Em sua entrevista, Genival Guajajara nos fala sobre as suas duas grandes paixões: a caça e a pesca. Em seu relato, diz como aprendeu a embrenhar o mato com os mais velhos, relata sua primeira empreitada na mata completamente só e da felicidade em retornar com carne para casa. Em seguida, seu Nezinho, como é mais conhecido, narra sobre como escapou da picada de uma jararaca, usando os conhecimentos adquiridos sobre as plantas da região. Também diz sobre as mudanças ambientais, de como alguns animais desapareceram e de como os peixes sumiram. Por fim, nos conta um pouquinho sobre suas experiências sobrenaturais, com entidades como a Mãe D'água e com curadores que conheceu na sua infância, onde nos relata um ritual de cura testemunhado por ele. Para Genival, muita coisa mudou, algumas pra pior, como a degradação da fauna e da flora, outras melhoraram, como a qualidade de vida da sua comunidade, com energia elétrica e maior acesso a serviços de saúde.
Eu mesmo gostei de caçar e pescar, sempre eu gostei, até agora eu já tô com toda essa idade , mas eu sempre gostei. A primeira caçada eu assim...não tinha muita experiência pra caçada, mas eu era invocado assim com caçada sabe?
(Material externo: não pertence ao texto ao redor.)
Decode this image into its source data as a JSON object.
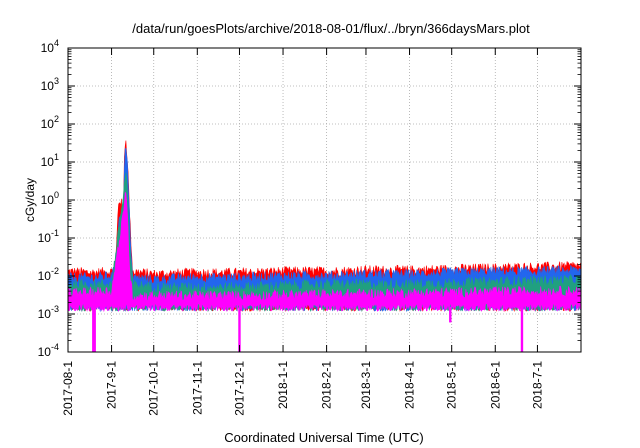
{
  "chart_data": {
    "type": "area",
    "title": "/data/run/goesPlots/archive/2018-08-01/flux/../bryn/366daysMars.plot",
    "xlabel": "Coordinated Universal Time (UTC)",
    "ylabel": "cGy/day",
    "y_scale": "log",
    "ylim": [
      0.0001,
      10000
    ],
    "y_ticks": [
      {
        "value": 0.0001,
        "base": "10",
        "exp": "-4"
      },
      {
        "value": 0.001,
        "base": "10",
        "exp": "-3"
      },
      {
        "value": 0.01,
        "base": "10",
        "exp": "-2"
      },
      {
        "value": 0.1,
        "base": "10",
        "exp": "-1"
      },
      {
        "value": 1,
        "base": "10",
        "exp": "0"
      },
      {
        "value": 10,
        "base": "10",
        "exp": "1"
      },
      {
        "value": 100,
        "base": "10",
        "exp": "2"
      },
      {
        "value": 1000,
        "base": "10",
        "exp": "3"
      },
      {
        "value": 10000,
        "base": "10",
        "exp": "4"
      }
    ],
    "xlim": [
      "2017-08-01",
      "2018-08-01"
    ],
    "x_ticks": [
      "2017-08-1",
      "2017-9-1",
      "2017-10-1",
      "2017-11-1",
      "2017-12-1",
      "2018-1-1",
      "2018-2-1",
      "2018-3-1",
      "2018-4-1",
      "2018-5-1",
      "2018-6-1",
      "2018-7-1"
    ],
    "x_tick_dates": [
      "2017-08-01",
      "2017-09-01",
      "2017-10-01",
      "2017-11-01",
      "2017-12-01",
      "2018-01-01",
      "2018-02-01",
      "2018-03-01",
      "2018-04-01",
      "2018-05-01",
      "2018-06-01",
      "2018-07-01"
    ],
    "grid": true,
    "series": [
      {
        "color": "#ff0000",
        "points": [
          [
            "2017-08-01",
            0.013
          ],
          [
            "2017-08-20",
            0.012
          ],
          [
            "2017-09-01",
            0.013
          ],
          [
            "2017-09-04",
            0.025
          ],
          [
            "2017-09-06",
            0.9
          ],
          [
            "2017-09-08",
            1.0
          ],
          [
            "2017-09-09",
            0.03
          ],
          [
            "2017-09-10",
            15
          ],
          [
            "2017-09-11",
            40
          ],
          [
            "2017-09-12",
            18
          ],
          [
            "2017-09-13",
            3
          ],
          [
            "2017-09-14",
            0.3
          ],
          [
            "2017-09-16",
            0.013
          ],
          [
            "2017-10-01",
            0.011
          ],
          [
            "2017-11-01",
            0.012
          ],
          [
            "2017-12-01",
            0.012
          ],
          [
            "2018-01-01",
            0.013
          ],
          [
            "2018-02-01",
            0.013
          ],
          [
            "2018-03-01",
            0.014
          ],
          [
            "2018-04-01",
            0.014
          ],
          [
            "2018-05-01",
            0.015
          ],
          [
            "2018-06-01",
            0.016
          ],
          [
            "2018-07-01",
            0.017
          ],
          [
            "2018-08-01",
            0.018
          ]
        ]
      },
      {
        "color": "#2266ee",
        "points": [
          [
            "2017-08-01",
            0.009
          ],
          [
            "2017-08-20",
            0.009
          ],
          [
            "2017-09-01",
            0.01
          ],
          [
            "2017-09-05",
            0.02
          ],
          [
            "2017-09-06",
            0.3
          ],
          [
            "2017-09-08",
            0.35
          ],
          [
            "2017-09-09",
            0.02
          ],
          [
            "2017-09-10",
            8
          ],
          [
            "2017-09-11",
            25
          ],
          [
            "2017-09-12",
            12
          ],
          [
            "2017-09-13",
            2
          ],
          [
            "2017-09-14",
            0.2
          ],
          [
            "2017-09-16",
            0.009
          ],
          [
            "2017-10-01",
            0.008
          ],
          [
            "2017-11-01",
            0.009
          ],
          [
            "2017-12-01",
            0.009
          ],
          [
            "2018-01-01",
            0.01
          ],
          [
            "2018-02-01",
            0.01
          ],
          [
            "2018-03-01",
            0.011
          ],
          [
            "2018-04-01",
            0.011
          ],
          [
            "2018-05-01",
            0.012
          ],
          [
            "2018-06-01",
            0.013
          ],
          [
            "2018-07-01",
            0.013
          ],
          [
            "2018-08-01",
            0.014
          ]
        ]
      },
      {
        "color": "#20a080",
        "points": [
          [
            "2017-08-01",
            0.006
          ],
          [
            "2017-09-01",
            0.006
          ],
          [
            "2017-09-10",
            2
          ],
          [
            "2017-09-11",
            6
          ],
          [
            "2017-09-12",
            3
          ],
          [
            "2017-09-14",
            0.05
          ],
          [
            "2017-09-16",
            0.006
          ],
          [
            "2017-10-01",
            0.005
          ],
          [
            "2017-12-01",
            0.005
          ],
          [
            "2018-02-01",
            0.006
          ],
          [
            "2018-04-01",
            0.006
          ],
          [
            "2018-06-01",
            0.007
          ],
          [
            "2018-08-01",
            0.008
          ]
        ]
      },
      {
        "color": "#ff00ff",
        "points": [
          [
            "2017-08-01",
            0.0035
          ],
          [
            "2017-09-01",
            0.004
          ],
          [
            "2017-09-10",
            0.6
          ],
          [
            "2017-09-11",
            2
          ],
          [
            "2017-09-12",
            1
          ],
          [
            "2017-09-14",
            0.01
          ],
          [
            "2017-09-16",
            0.003
          ],
          [
            "2017-10-01",
            0.003
          ],
          [
            "2017-12-01",
            0.003
          ],
          [
            "2018-02-01",
            0.0033
          ],
          [
            "2018-04-01",
            0.0035
          ],
          [
            "2018-06-01",
            0.0038
          ],
          [
            "2018-08-01",
            0.004
          ]
        ]
      }
    ],
    "band_floor": 0.0015,
    "dips": [
      {
        "date": "2017-08-19",
        "value": 0.0001
      },
      {
        "date": "2017-08-20",
        "value": 0.0001
      },
      {
        "date": "2017-12-01",
        "value": 0.0001
      },
      {
        "date": "2018-04-30",
        "value": 0.0006
      },
      {
        "date": "2018-06-20",
        "value": 0.0001
      }
    ]
  }
}
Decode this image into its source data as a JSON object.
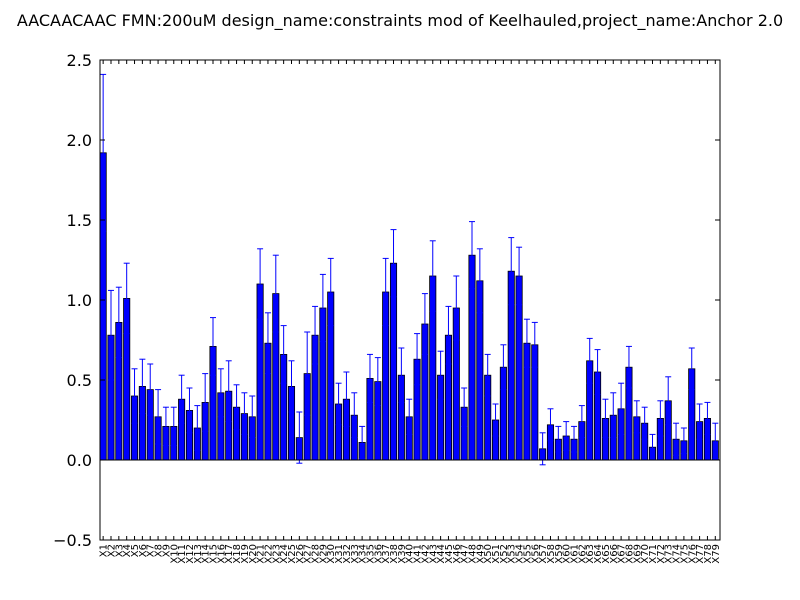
{
  "chart_data": {
    "type": "bar",
    "title": "AACAACAAC  FMN:200uM  design_name:constraints mod of Keelhauled,project_name:Anchor 2.0",
    "xlabel": "",
    "ylabel": "",
    "ylim": [
      -0.5,
      2.5
    ],
    "yticks": [
      "−0.5",
      "0.0",
      "0.5",
      "1.0",
      "1.5",
      "2.0",
      "2.5"
    ],
    "ytick_values": [
      -0.5,
      0.0,
      0.5,
      1.0,
      1.5,
      2.0,
      2.5
    ],
    "grid": false,
    "bar_color": "#0000ff",
    "error_color": "#0000ff",
    "categories": [
      "X1",
      "X2",
      "X3",
      "X4",
      "X5",
      "X6",
      "X7",
      "X8",
      "X9",
      "X10",
      "X11",
      "X12",
      "X13",
      "X14",
      "X15",
      "X16",
      "X17",
      "X18",
      "X19",
      "X20",
      "X21",
      "X22",
      "X23",
      "X24",
      "X25",
      "X26",
      "X27",
      "X28",
      "X29",
      "X30",
      "X31",
      "X32",
      "X33",
      "X34",
      "X35",
      "X36",
      "X37",
      "X38",
      "X39",
      "X40",
      "X41",
      "X42",
      "X43",
      "X44",
      "X45",
      "X46",
      "X47",
      "X48",
      "X49",
      "X50",
      "X51",
      "X52",
      "X53",
      "X54",
      "X55",
      "X56",
      "X57",
      "X58",
      "X59",
      "X60",
      "X61",
      "X62",
      "X63",
      "X64",
      "X65",
      "X66",
      "X67",
      "X68",
      "X69",
      "X70",
      "X71",
      "X72",
      "X73",
      "X74",
      "X75",
      "X76",
      "X77",
      "X78",
      "X79"
    ],
    "values": [
      1.92,
      0.78,
      0.86,
      1.01,
      0.4,
      0.46,
      0.44,
      0.27,
      0.21,
      0.21,
      0.38,
      0.31,
      0.2,
      0.36,
      0.71,
      0.42,
      0.43,
      0.33,
      0.29,
      0.27,
      1.1,
      0.73,
      1.04,
      0.66,
      0.46,
      0.14,
      0.54,
      0.78,
      0.95,
      1.05,
      0.35,
      0.38,
      0.28,
      0.11,
      0.51,
      0.49,
      1.05,
      1.23,
      0.53,
      0.27,
      0.63,
      0.85,
      1.15,
      0.53,
      0.78,
      0.95,
      0.33,
      1.28,
      1.12,
      0.53,
      0.25,
      0.58,
      1.18,
      1.15,
      0.73,
      0.72,
      0.07,
      0.22,
      0.13,
      0.15,
      0.13,
      0.24,
      0.62,
      0.55,
      0.26,
      0.28,
      0.32,
      0.58,
      0.27,
      0.23,
      0.08,
      0.26,
      0.37,
      0.13,
      0.12,
      0.57,
      0.24,
      0.26,
      0.12
    ],
    "errors": [
      0.49,
      0.28,
      0.22,
      0.22,
      0.17,
      0.17,
      0.16,
      0.17,
      0.12,
      0.12,
      0.15,
      0.14,
      0.14,
      0.18,
      0.18,
      0.15,
      0.19,
      0.14,
      0.13,
      0.13,
      0.22,
      0.19,
      0.24,
      0.18,
      0.16,
      0.16,
      0.26,
      0.18,
      0.21,
      0.21,
      0.13,
      0.17,
      0.14,
      0.1,
      0.15,
      0.15,
      0.21,
      0.21,
      0.17,
      0.11,
      0.16,
      0.19,
      0.22,
      0.15,
      0.18,
      0.2,
      0.12,
      0.21,
      0.2,
      0.13,
      0.1,
      0.14,
      0.21,
      0.18,
      0.15,
      0.14,
      0.1,
      0.1,
      0.08,
      0.09,
      0.08,
      0.1,
      0.14,
      0.14,
      0.12,
      0.14,
      0.16,
      0.13,
      0.1,
      0.1,
      0.08,
      0.11,
      0.15,
      0.1,
      0.08,
      0.13,
      0.11,
      0.1,
      0.11
    ]
  }
}
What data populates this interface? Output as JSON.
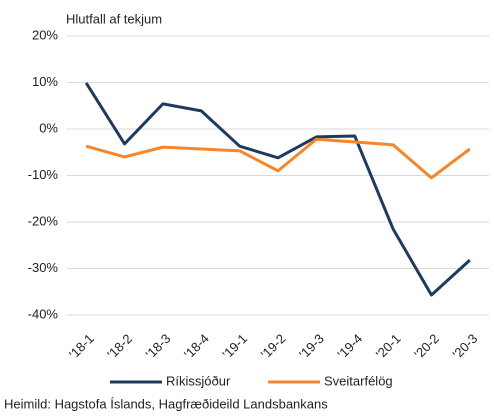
{
  "chart_data": {
    "type": "line",
    "subtitle": "Hlutfall af tekjum",
    "source": "Heimild: Hagstofa Íslands, Hagfræðideild Landsbankans",
    "categories": [
      "'18-1",
      "'18-2",
      "'18-3",
      "'18-4",
      "'19-1",
      "'19-2",
      "'19-3",
      "'19-4",
      "'20-1",
      "'20-2",
      "'20-3"
    ],
    "series": [
      {
        "name": "Ríkissjóður",
        "color": "#1f3b5c",
        "values": [
          9.9,
          -3.2,
          5.4,
          3.9,
          -3.7,
          -6.2,
          -1.7,
          -1.5,
          -21.5,
          -35.7,
          -28.2
        ]
      },
      {
        "name": "Sveitarfélög",
        "color": "#f7862a",
        "values": [
          -3.7,
          -6.0,
          -3.9,
          -4.3,
          -4.7,
          -9.0,
          -2.2,
          -2.8,
          -3.4,
          -10.5,
          -4.3
        ]
      }
    ],
    "ylim": [
      -40,
      20
    ],
    "yticks": [
      {
        "value": -40,
        "label": "-40%"
      },
      {
        "value": -30,
        "label": "-30%"
      },
      {
        "value": -20,
        "label": "-20%"
      },
      {
        "value": -10,
        "label": "-10%"
      },
      {
        "value": 0,
        "label": "0%"
      },
      {
        "value": 10,
        "label": "10%"
      },
      {
        "value": 20,
        "label": "20%"
      }
    ],
    "grid": true,
    "legend": "bottom"
  }
}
Eu tinha uns treze pra catorze anos, era rapaizinho, aí eu aqui pra dentro, que aqui tinha muita fruta nesse tempo, muita flor de pau que a caça gosta. A flor da arvore tem água, aí o período do verão, outubro pra novembro, é o tempo que bota ela, é o tempo que a caça sente sede né, tá tudo seco e elas frequentam demais.
Eu com medo de onça e essas coisa, eu sozinho, fiz um trepeiro foi alto assim, o cara amarra umas vara nos pau, fiquei foi lá encima armei a rede e fiquei lá. Deu umas hora eu ouvi bicho pisar eu disse: agora é a onça que vai vindo. Aí vi uma paquinha desse tamainho, desci e fui atrás, mas não vim embora de noite não, eu com medo né, deixei pro dia amanhecer dormi e uma muriçoca danada. De manhã cedo eu vim me embora, fiquei alegre demais. Aí dai pra frente eu comecei agora eu vou caçar direto.
Mesmo nesse tempo as coisa eram mais difícil, eu acho assim que para agora, a gente tem agua encanada tem torneira tem tudo, mas naquele tempo era bom pra uma parte e ruim por outra também. Agora a gente tá tendo uma saúde assim de, não ta de qualidade, mas ta mais ou menos né, hoje em dia o carro já vem buscar a pessoa na porta. Naquele tempo nois não tinha agente de saúde, só enfermaria ali na Januária. Quando era dia de vacina eu corria pro mato me escondia, eu tinha medo de mais de vacina, a gente quando é pequeno...saia me arrastando e me levavam. Mas era só lá mesmo na Januária que tinha, pela aqui não. Hoje a saúde tem um atendimento mais rápido.
Ta com uns cinco anos, eu já tinha idade de 46 45 anos, eu fui da uma caçada no mato lá cobra me picou na barriga, uma jararaca amigo. Porque no mato é assim, eu deixei de caçar assim fazendo trepeiro, trepado porque a gente fica só parado num lugar né, e na barrida não a gente faz uma barrida no mato assim, faz tipo uma vereda, vai barrendo com galho de mato e faz ela compridona como daqui lá pra minha casa até mais longe. Eu tava no Arame, na região do Arame lá é mata mesmo, longe de casa. Nesse dia eu matei um tatu foi cedo, umas sete horas.
Aqui tinha um, que era o finado Guajá, chamado Raimundinho. Esse lá ele fazia era falar mesmo com as pessoas assim, que ele chamava, que já tinha morrido, diz que era Mãe D agua parece, eu ficava era com medo, eu era rapaizinho. Nesse tempo não tinha energia na Januaria, era tudo escuro as rua ali, ai nois ia. Mais tarde começavam a cantar também, mas sem maracá, não era como festa, só catando mesmo. Daí quando era umas hora, parece que eles chamava aquela pessoa, porque diz que tinha duas meninas que tinha morrido afogada ali na ponte no tempo né, eles conversavam com elas. Ele dizia que foi a Mãe D agua que tinha levado elas, que elas não estavam mortas não. A gente escutava, a voz fina de mulher no mato escuro, eu acreditava.